John Westbury, Ph.D.

Position title: Emeritus Professor

Email: john.westbury@wisc.edu

Courses Taught

CS&D 201: Speech Science
CS&D 318: Speech Pathology II (Fluency)
CS&D 708: Developmental Speech Disorder

Research Statement

For more than a decade, John has been Director of the X-ray Microbeam (XRMB) Laboratory located in the Waisman Center, where he studies how talkers move to speak. This laboratory has been in continuous operation for more than 20 years, supported mainly by various grants from NIH/NIDCD, and was originally developed by other faculty at UW-Madison as the centerpiece of a proposed shared national resource for speech physiology research. John came to the laboratory as an Associate Scientist in 1986, from the Dental Research Center at the University of North Carolina–Chapel Hill. The XRMB system is a technologically unique device for obtaining so-called “point-parameterized” recordings of articulatory movements. Its methods and representational conventions are especially well-suited to the collection of unprecedentedly large samples of information encompassing many speech tasks and talkers.

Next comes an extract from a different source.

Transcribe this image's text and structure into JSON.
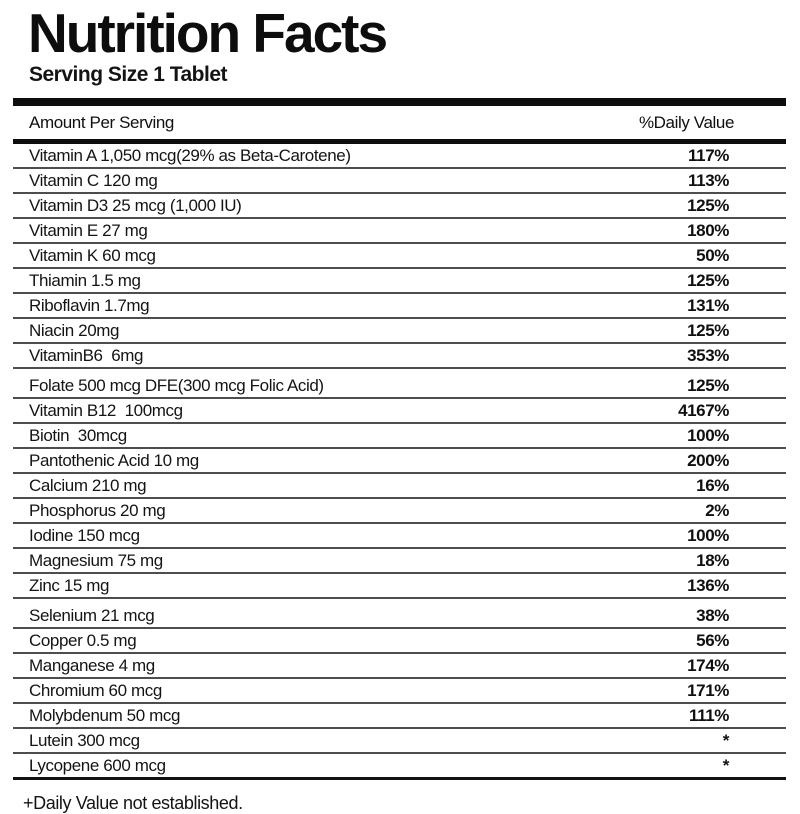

Such samples provide bases for accurate, quantitative, statistically defensible descriptions of speech-related tongue, lip, and jaw movements recorded from normal and disordered talkers. A product of this large-sample capability is the freely available XRMB Speech Production Database, first made public in 1994.

In recent years, John has been an investigator on an NIDCD-funded project designed to better understand the articulatory bases of intelligibility deficits accompanying the dysarthrias associated with Parkinson disease and amyotrophic lateral sclerosis. Recent accomplishments include an algorithmic approach for parsing speech into tractable stroke-like ‘units’ especially well-suited for the study of goal-directed movement; a quantitative comparison of competing methods for ‘decoupling’ tongue and lip movements from concurrent movements of the jaw; a unique acoustic and kinematic study of compensatory articulation arising from the self-imposed ‘disorder’ we call ‘ventriloquism;’ and, comparisons of movement coordination among talkers with neurogenic disorders and normal controls.

Representative Publications

Tasko, S. M., & Westbury, J. R. (2004). Speech-curvature relations for speech-related articulatory movement. Journal of Phonetics, 32, 65-80.

Weismer, G., Yunusova, Y., & Westbury, J. R. (2003). Interarticulator coordination in dysarthria: An x-ray microbeam study. Journal of Speech, Language, and Hearing Research, 46, 1247-1261.

Westbury, J. R., & Weiss, C. J. (2003). Articulator movements in ventriloquists’ speech. Proceeding of the 15th Int. Cong. of Phonetic Sciences, Barcelona, Spain.

Westbury, J. R., McClean, M. D., & Lindstrom, M. J. (2002). Tongues and lips without jaws: A comparison of methods for decoupling speech movements. Journal of Speech, Language, and Hearing Research, 45, 651-662.

Westbury, J. R., Severson, E. J., and Lindstrom, M. J. (2000). Kinematic event patterns in speech: Special problems. Language and Speech, 43, pp. 403-428.